A properly formed time variable needs to have contents that are metric
(by that I mean that you can do differencing math with the values),
and if it contains real-world time observations it needs to be
anchored to a recognizable point in history. The system we have in
place using elapsed time values with a reference epoch does just that.

The decision about how to represent the time values as timestamps for
display purposes should be left up to the data consumer. You may have
used a reference epoch expressed using the Proleptic Gregorian
calendar, but if I would rather express timestamps on my plots using
the Julian calendar, that's my business.
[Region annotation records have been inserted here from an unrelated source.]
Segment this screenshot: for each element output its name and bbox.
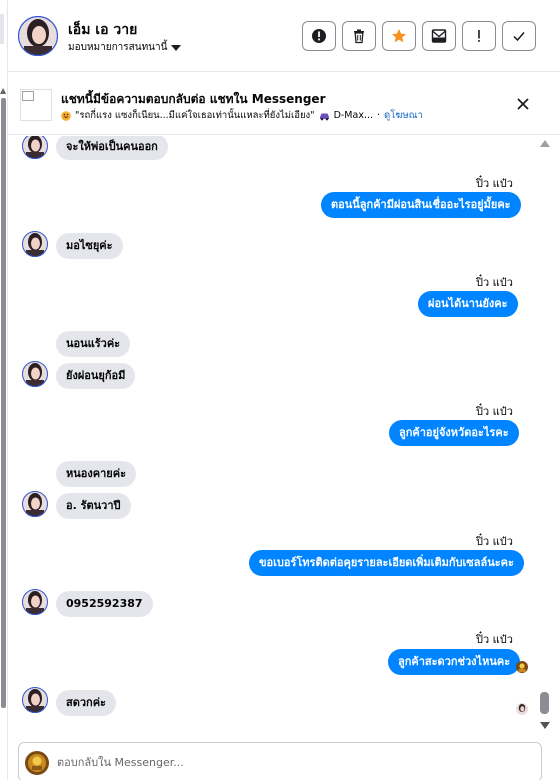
incoming-message[interactable]: นอนแร้วค่ะ	[56, 331, 131, 357]
exclamation-icon	[478, 30, 480, 42]
trash-icon	[354, 29, 364, 44]
mark-unread-button[interactable]	[422, 21, 456, 51]
caret-down-icon	[171, 44, 182, 51]
check-icon	[513, 32, 525, 42]
alert-circle-icon	[312, 29, 326, 43]
follow-up-button[interactable]	[462, 21, 496, 51]
message-sender: ปิ๋ว แป๋ว	[476, 535, 513, 548]
delete-button[interactable]	[342, 21, 376, 51]
contact-avatar[interactable]	[22, 589, 48, 615]
banner-subtitle: "รถกี่แรง แซงก็เนียน...มีแค่ใจเธอเท่านั้…	[61, 108, 423, 123]
scroll-up-arrow-icon[interactable]	[540, 140, 550, 147]
outgoing-message[interactable]: ขอเบอร์โทรติดต่อคุยรายละเอียดเพิ่มเติมกั…	[249, 550, 524, 576]
contact-avatar[interactable]	[22, 687, 48, 713]
incoming-message[interactable]: สดวกค่ะ	[56, 690, 116, 716]
thread-scrollbar[interactable]	[537, 136, 552, 736]
view-ad-link[interactable]: ดูโฆษณา	[384, 108, 423, 123]
scroll-down-arrow-icon[interactable]	[540, 722, 550, 729]
conversation-toolbar	[302, 21, 536, 51]
seen-receipt-avatar	[516, 703, 528, 715]
outgoing-message[interactable]: ตอนนี้ลูกค้ามีผ่อนสินเชื่ออะไรอยู่มั้ยคะ	[321, 192, 521, 218]
assign-conversation-label: มอบหมายการสนทนานี้	[68, 42, 168, 53]
message-sender: ปิ๋ว แป๋ว	[476, 276, 513, 289]
outgoing-message[interactable]: ผ่อนได้นานยังคะ	[418, 291, 518, 317]
banner-page-name: D-Max...	[333, 110, 374, 121]
star-icon	[392, 29, 406, 43]
message-thread: จะให้พ่อเป็นคนออก ปิ๋ว แป๋ว ตอนนี้ลูกค้า…	[8, 136, 560, 736]
incoming-message[interactable]: ยังผ่อนยุก้อมี	[56, 363, 136, 389]
message-sender: ปิ๋ว แป๋ว	[476, 633, 513, 646]
car-emoji-icon	[319, 113, 329, 120]
contact-avatar[interactable]	[22, 361, 48, 387]
laugh-emoji-icon	[61, 110, 71, 121]
envelope-icon	[431, 29, 447, 43]
left-scrollbar-thumb[interactable]	[1, 98, 6, 708]
incoming-message[interactable]: มอไซยุค่ะ	[56, 233, 123, 259]
reply-input[interactable]	[57, 753, 527, 771]
sender-avatar	[516, 661, 528, 673]
message-sender: ปิ๋ว แป๋ว	[476, 177, 513, 190]
scroll-up-arrow-icon[interactable]: ▲	[0, 86, 6, 95]
left-panel-strip: ▲	[0, 0, 8, 780]
scrollbar-thumb[interactable]	[540, 692, 549, 714]
ad-thumbnail-image[interactable]	[20, 89, 52, 121]
contact-avatar[interactable]	[22, 231, 48, 257]
incoming-message[interactable]: อ. รัตนวาปี	[56, 493, 131, 519]
outgoing-message[interactable]: ลูกค้าอยู่จังหวัดอะไรคะ	[389, 420, 519, 446]
message-sender: ปิ๋ว แป๋ว	[476, 405, 513, 418]
contact-name: เอ็ม เอ วาย	[68, 22, 138, 38]
close-icon[interactable]	[514, 95, 532, 113]
mark-spam-button[interactable]	[302, 21, 336, 51]
incoming-message[interactable]: หนองคายค่ะ	[56, 461, 136, 487]
page-avatar	[25, 751, 49, 775]
outgoing-message[interactable]: ลูกค้าสะดวกช่วงไหนคะ	[388, 649, 521, 675]
conversation-header: เอ็ม เอ วาย มอบหมายการสนทนานี้	[8, 0, 560, 72]
ad-context-banner: แชทนี้มีข้อความตอบกลับต่อ แชทใน Messenge…	[8, 73, 560, 135]
incoming-message[interactable]: 0952592387	[56, 591, 153, 617]
star-button[interactable]	[382, 21, 416, 51]
banner-title: แชทนี้มีข้อความตอบกลับต่อ แชทใน Messenge…	[61, 92, 326, 106]
assign-conversation-dropdown[interactable]: มอบหมายการสนทนานี้	[68, 40, 182, 55]
reply-composer	[18, 742, 542, 780]
contact-avatar[interactable]	[22, 136, 48, 159]
contact-avatar[interactable]	[18, 16, 58, 56]
banner-quote: "รถกี่แรง แซงก็เนียน...มีแค่ใจเธอเท่านั้…	[75, 110, 315, 121]
incoming-message[interactable]: จะให้พ่อเป็นคนออก	[56, 136, 168, 160]
mark-done-button[interactable]	[502, 21, 536, 51]
left-panel-edge	[0, 14, 4, 44]
contact-avatar[interactable]	[22, 491, 48, 517]
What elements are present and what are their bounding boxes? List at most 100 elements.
Perhaps the discipline I am
working in has a convention of using Modified Julian Days, so I am
going to convert everything to days since 1858-11-17 00:00:00.

Whatever my choice of output form for times, it is crucial that I know
where the elapsed time values stored in my time variable are anchored
in history, and that is what we should be trying to make clear with
the units and calendar attributes (and any other time-related
attributes that might arise).

Grace and peace,

Jim

On 6/9/15 1:21 PM, Jonathan Gregory wrote:
Dear Jim

You wrote
The calendar only specifies how the reference date and time are to
be interpreted. It says nothing about either the time variable
values or the decoding that should be used to turn those elapsed
time values into dates and times. That choice is entirely up to the
data consumer. If a data producer started with a set of Julian
calendar dates and created a time variable, and a data user prefers
to use Proleptic Gregorian dates, there is no problem. One is not
more correct than the other.
You are right to point to this as a point of disagreement. I thought
we had discussed this earlier e.g. in
http://mailman.cgd.ucar.edu/pipermail/cf-metadata/2015/058224.html
I wrote
Clarify that in the CF convention the choice of "calendar" implies
the particular set of rules that is used to convert between
date-times (YYYY-MM-DD hh:mm:ss i.e. sets of six numbers) and time
coordinates in units of elapsed time since a reference time.
and I believe that this arose from an earlier discussion about this
being a CF-specific use of the term "calendar". Maybe I have misunderstood you 
now.

I think the data producer is the person who decides what the data
means. If the producer has Julian calendar timestamps and encodes
with Julian rules as a time coordinate variable, the data-user is
wrong to decode them with any other rules into timestamps or
interpret them as being in any other calendar. Why would that be a
useful thing to do? I agree with your earlier posting and email that
there is a range of timestamps which refer to the same points in time
in the Gregorian and Julian calendars (long ago, before they drifted
apart) so for that range of dates it would not matter if the data-
user changed the calendar, since they're indistinguishable. But that
is a special case. If you come up to present, a given time-stamp
refers to a different instance in time in the Gregorian and Julian
calendars, just like it does between UTC and GPS calendars. For model
calendars, it would be nonsense for time coordinates encoded in the 360-day 
calendar to be decoded in the proleptic Gregorian calendar, for example.

Perhaps we view time coordinates in different ways? I think the
timestamps are the primary information, and the time coordinates are an encoded 
version.
We do it like that for efficiency of storage, and convenience and
robustness of processing, since string-valued timestamps are
relatively awkward. It has also the great advantage that the encoded
time coordinate is also an elapsed time variable, so it can be used to check 
monotonicity and for calculations.
This is a common need, since time is a continuous coordinate.